And yet, we’re drifting in that direction, not because of necessity, but because of short-term political interests. The war has been prolonged by different factors, mainly by Hamas’s actions. Ceasefire talks are frozen. Every few weeks, a new military phase is announced. But the broader strategic picture remains untouched.
As long as the war continues, so does the political status quo. As long as there is no “day after” plan, no accountability for October 7, and no electoral consequences. We are being led without direction because direction would require decisions. These are decisions that might end the war, and with it, the government’s hold on power.
Adding to the risk is a growing chorus within the government calling not just for control, but for resettlement. As much as these are fringe voices in Israeli society, they are in the coalition and in decision-making positions.
I fear it is a reckless gamble, though I would rather be proven wrong. Any move toward reestablishing Israeli settlements in Gaza would isolate us diplomatically even more and turn what little sympathy we still have from the international community into open hostility. It would only increase the battles we already face outside of the battlefield: in courtrooms, in the media, and across diplomatic arenas.
There is a needed and legitimate debate about who should govern Gaza once Hamas is defeated. Whether it is through an international presence, a reformed Palestinian Authority, a regional coalition, or a technocratic administration. But instead of being brought to the forefront, that debate is being sidelined and avoided. And every day it’s delayed, we inch closer to the worst-case scenario: waking up to find ourselves responsible for Gaza by default.
Israel needs a post-war strategy that aligns with our short- and long-term interests, our values, and that will help us begin to heal and rebuild. Not just short-term calm, but a sustainable framework involving regional partners that can reduce friction and prevent future entanglements. Military success is not enough. The IDF is doing its job, on the battlefield and beyond. It is the political leadership that must find the strength to do theirs.

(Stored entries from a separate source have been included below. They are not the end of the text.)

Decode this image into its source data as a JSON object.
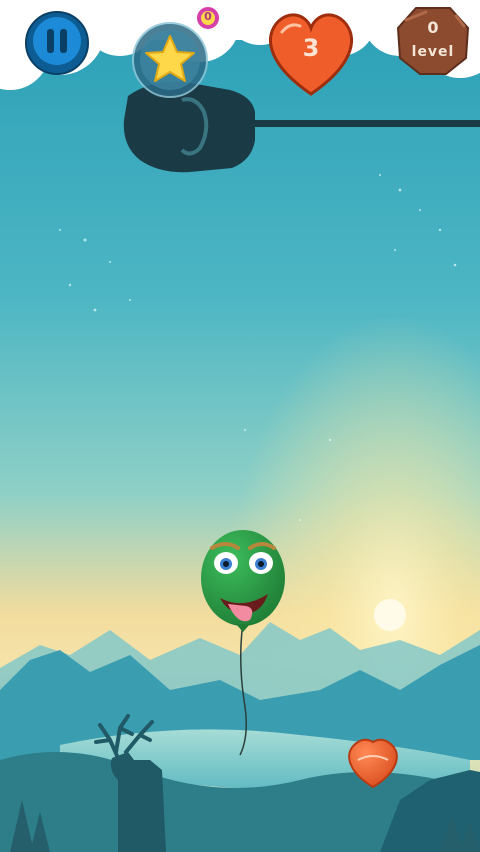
{
  "hud": {
    "pause_icon": "pause-icon",
    "star_icon": "star-icon",
    "star_badge_count": "0",
    "heart_icon": "heart-icon",
    "lives": "3",
    "level_icon": "cookie-icon",
    "level_number": "0",
    "level_label": "level"
  },
  "scene": {
    "balloon_color": "#2e9a4a",
    "sky_top": "#2aa2b8",
    "sky_mid": "#5cc2c8",
    "horizon": "#f4dc9a",
    "mountain_color": "#3a9db0",
    "lake_color": "#79c9cc",
    "silhouette_color": "#1f5a66",
    "heart_color": "#e85a2c"
  }
}
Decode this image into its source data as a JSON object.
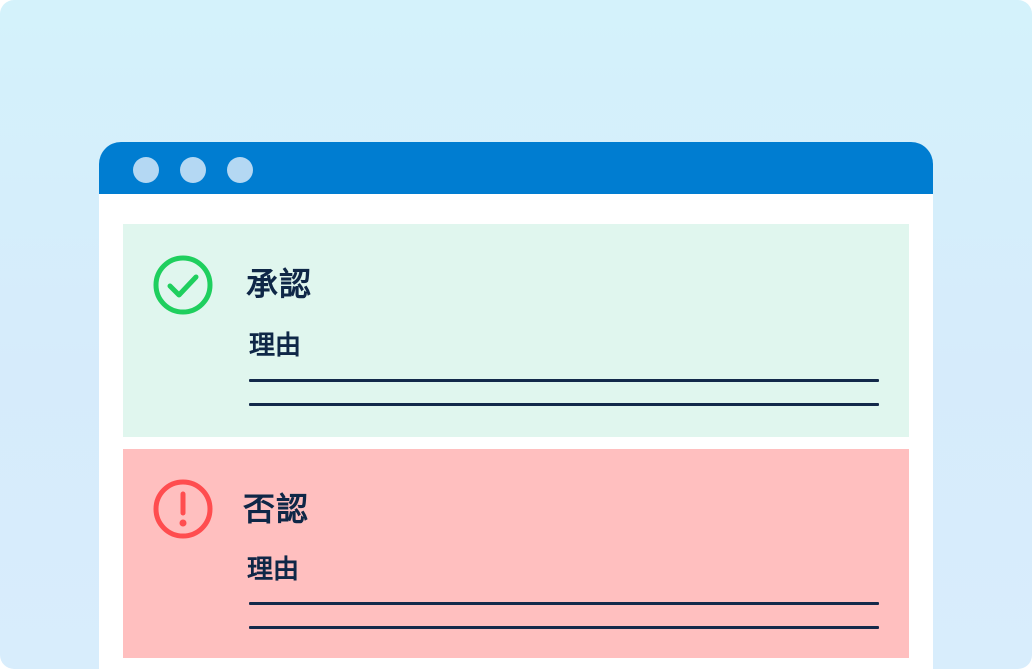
{
  "colors": {
    "titlebar": "#007dd1",
    "approve_panel": "#e0f6ee",
    "reject_panel": "#ffbfbf",
    "approve_icon": "#1fcf5e",
    "reject_icon": "#ff4d4f",
    "text": "#0f2747"
  },
  "window": {
    "controls": [
      "dot",
      "dot",
      "dot"
    ]
  },
  "approve": {
    "icon": "check-circle-icon",
    "title": "承認",
    "reason_label": "理由"
  },
  "reject": {
    "icon": "exclamation-circle-icon",
    "title": "否認",
    "reason_label": "理由"
  }
}
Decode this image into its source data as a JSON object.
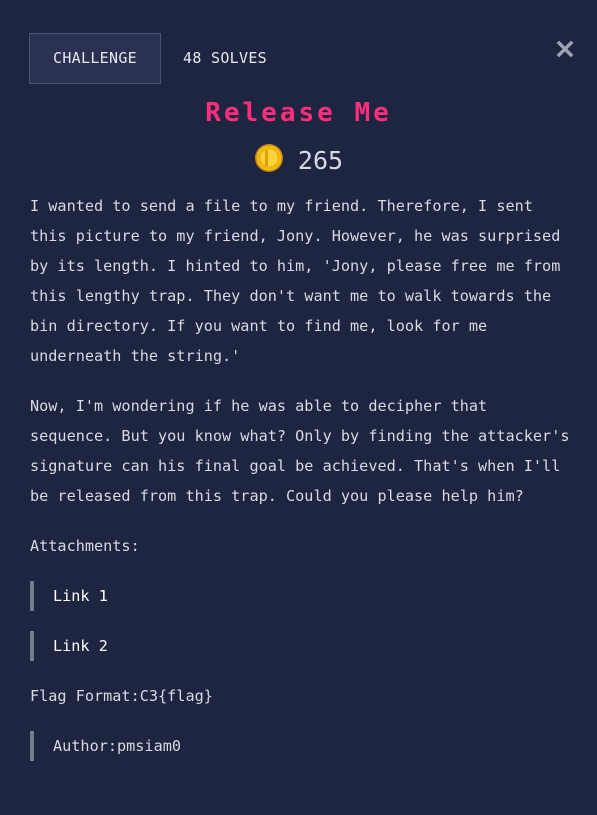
{
  "tabs": {
    "challenge_label": "CHALLENGE",
    "solves_label": "48 SOLVES"
  },
  "close_icon": "close-icon",
  "title": "Release Me",
  "points": {
    "icon": "coin-icon",
    "value": "265"
  },
  "description": {
    "p1": "I wanted to send a file to my friend. Therefore, I sent this picture to my friend, Jony. However, he was surprised by its length. I hinted to him, 'Jony, please free me from this lengthy trap. They don't want me to walk towards the bin directory. If you want to find me, look for me underneath the string.'",
    "p2": "Now, I'm wondering if he was able to decipher that sequence. But you know what? Only by finding the attacker's signature can his final goal be achieved. That's when I'll be released from this trap. Could you please help him?"
  },
  "attachments": {
    "label": "Attachments:",
    "links": [
      "Link 1",
      "Link 2"
    ]
  },
  "flag_format": "Flag Format:C3{flag}",
  "author": "Author:pmsiam0",
  "colors": {
    "background": "#1e2540",
    "title": "#ff2d7a",
    "text": "#d7dae3",
    "coin": "#f2b705"
  }
}
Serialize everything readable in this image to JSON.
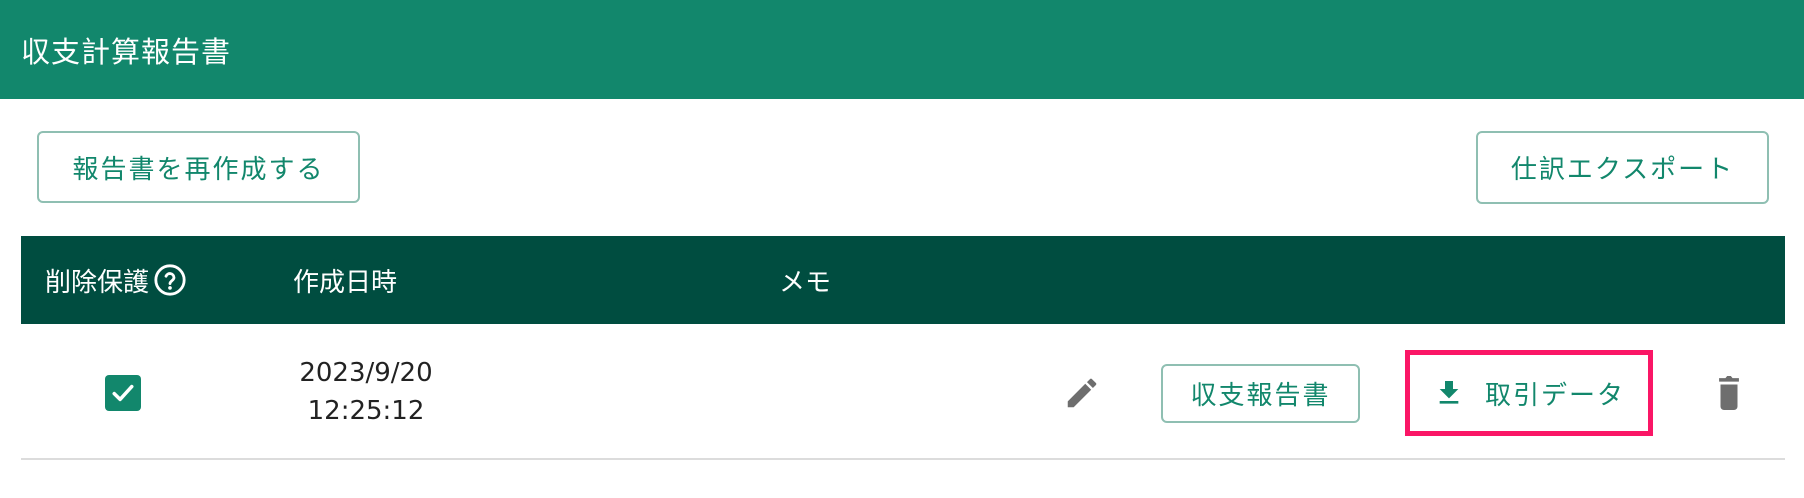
{
  "header": {
    "title": "収支計算報告書"
  },
  "toolbar": {
    "regenerate_label": "報告書を再作成する",
    "export_label": "仕訳エクスポート"
  },
  "table": {
    "columns": {
      "protect": "削除保護",
      "created": "作成日時",
      "memo": "メモ"
    },
    "rows": [
      {
        "protected": true,
        "date": "2023/9/20",
        "time": "12:25:12",
        "memo": "",
        "report_label": "収支報告書",
        "download_label": "取引データ"
      }
    ]
  },
  "colors": {
    "header": "#12876c",
    "table_header": "#004d40",
    "accent": "#12876c",
    "highlight_border": "#fa1666",
    "icon_gray": "#6e6e6e"
  },
  "icons": [
    "question-circle-icon",
    "checkmark-icon",
    "pencil-icon",
    "download-icon",
    "trash-icon"
  ]
}
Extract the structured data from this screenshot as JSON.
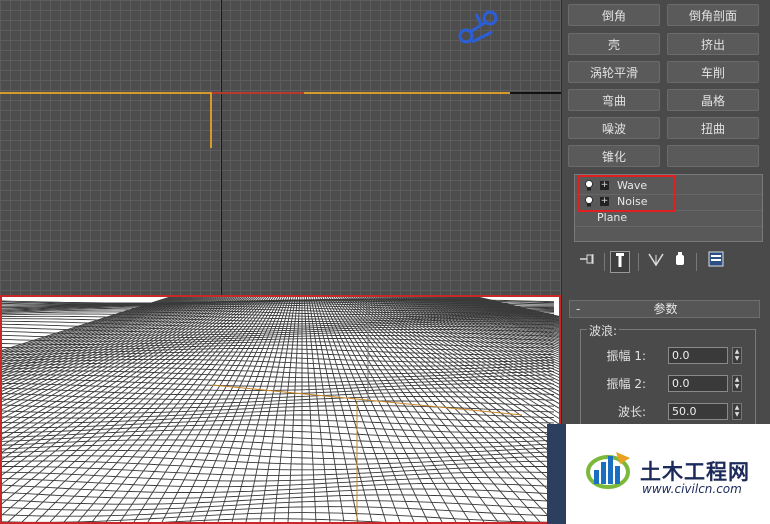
{
  "modifier_buttons": [
    {
      "id": "chamfer",
      "label": "倒角"
    },
    {
      "id": "bevel-profile",
      "label": "倒角剖面"
    },
    {
      "id": "shell",
      "label": "壳"
    },
    {
      "id": "extrude",
      "label": "挤出"
    },
    {
      "id": "turbosmooth",
      "label": "涡轮平滑"
    },
    {
      "id": "lathe",
      "label": "车削"
    },
    {
      "id": "bend",
      "label": "弯曲"
    },
    {
      "id": "lattice",
      "label": "晶格"
    },
    {
      "id": "noise",
      "label": "噪波"
    },
    {
      "id": "twist",
      "label": "扭曲"
    },
    {
      "id": "taper",
      "label": "锥化"
    },
    {
      "id": "empty",
      "label": ""
    }
  ],
  "modifier_stack": [
    {
      "label": "Wave",
      "has_bulb": true,
      "has_expand": true
    },
    {
      "label": "Noise",
      "has_bulb": true,
      "has_expand": true
    },
    {
      "label": "Plane",
      "has_bulb": false,
      "has_expand": false
    }
  ],
  "stack_toolbar": [
    "pin-stack-icon",
    "show-end-result-icon",
    "make-unique-icon",
    "remove-modifier-icon",
    "configure-sets-icon"
  ],
  "params": {
    "rollout_title": "参数",
    "collapse_symbol": "-",
    "group_label": "波浪:",
    "fields": [
      {
        "label": "振幅 1:",
        "value": "0.0"
      },
      {
        "label": "振幅 2:",
        "value": "0.0"
      },
      {
        "label": "波长:",
        "value": "50.0"
      }
    ]
  },
  "watermark": {
    "name": "土木工程网",
    "url": "www.civilcn.com"
  },
  "colors": {
    "highlight": "#e02020",
    "viewport_border": "#c8282a",
    "gizmo": "#d89a2a"
  }
}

Don’t get me wrong, I’m not offering any plans for what should happen in Gaza. I’m just putting into words a fear: a fear of a long, drawn-out bleeding, of years of entanglement, of more daily headlines announcing the names of soldiers who fell in battle. A future that feels avoidable, if only we choose differently.
We owe that to the soldiers still risking their lives, to the families still waiting for their loved ones, and to ourselves. We are a nation that has already learned, too many times, what happens when we inherit what we never intended to own. We have a prosperous future. We are a strong nation. Let’s not steer a strong nation into unnecessary adventures.